Unet网络非常简单，前半部分作用是特征提取，后半部分是上采样。在一些文献中也把这样的结构叫做编码器-解码器结构。由于此网络整体结构类似于大写的英文字母U，故得名U-net。

这里的融合使用的是tf.concat()，FCN中使用的是tf.add()。

`Unet实例，城市街景数据集`

Cityscapes城市景观数据集

数据集主页：https://www.cityscapes-dataset.com 主要包含在欧洲城市驾驶的车辆上拍摄的带标签视频。Cityscapes数据集专注于对城市街道场景的语义理解。

城市景观数据集主要是是对城市街道场景的语义理解数据集，该大型数据集包含来自50个不同城市的街道场景中记录的多种立体视频序列，除了20000个弱注释帧以外，还包括5000帧高质量像素级注释。

Cityscapes数据集有两套评测标准： 1、5000张精细标注的图像 2、5000张精细标注外加20000张粗糙标注的图像。

精细注释数据集包含2975张训练图片和500张验证图片。包含了街景图片和对应的标签，标签共34类。
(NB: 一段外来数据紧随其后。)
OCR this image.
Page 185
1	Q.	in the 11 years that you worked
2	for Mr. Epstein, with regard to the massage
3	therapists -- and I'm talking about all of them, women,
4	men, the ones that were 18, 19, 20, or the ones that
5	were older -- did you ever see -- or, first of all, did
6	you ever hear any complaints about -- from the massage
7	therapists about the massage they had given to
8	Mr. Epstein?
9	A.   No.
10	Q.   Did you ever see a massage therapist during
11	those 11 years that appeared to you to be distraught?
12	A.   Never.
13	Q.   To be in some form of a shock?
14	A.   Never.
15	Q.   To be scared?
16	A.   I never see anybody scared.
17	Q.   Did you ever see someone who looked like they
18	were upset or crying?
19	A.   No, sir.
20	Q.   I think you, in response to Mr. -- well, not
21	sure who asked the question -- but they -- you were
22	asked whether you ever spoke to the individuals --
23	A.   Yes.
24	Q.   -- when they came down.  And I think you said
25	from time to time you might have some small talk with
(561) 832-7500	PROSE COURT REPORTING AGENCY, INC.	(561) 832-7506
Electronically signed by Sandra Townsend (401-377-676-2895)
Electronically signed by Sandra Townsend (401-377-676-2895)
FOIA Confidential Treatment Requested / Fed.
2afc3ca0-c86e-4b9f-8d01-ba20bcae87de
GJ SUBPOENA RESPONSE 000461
数据集包含两部分 images和gtFine images是图像，gtFine包含图像对应的分割图

gtFine中有多个目标分割图其中包含_gtFine_color代表彩色语义分割图，包含_gtFine_instanceids代表实例分割图，包含_gtFine_labelids代表语义分割的目标图，也就是标签。

`代码实现`

环境：Windows10+Pycharm+Python3.6.8+TensorFlow2.2.0

# -*- coding: UTF-8 -*-"""
Author: LGD
FileName: semantic_segmentation_UNET
DateTime: 2021/1/1 19:41 
SoftWare: PyCharm
"""import tensorflow as tf
import numpy as np
import os
import matplotlib.pyplot as plt
import glob

"""
加载图片路径
"""
img = glob.glob('dataset/images/train/*/*.png')  # tf.io.glob.glob
print('the image number: ', len(img))
print('the first three image path: ', img[:3])
print('the last three image path: ', img[-3:])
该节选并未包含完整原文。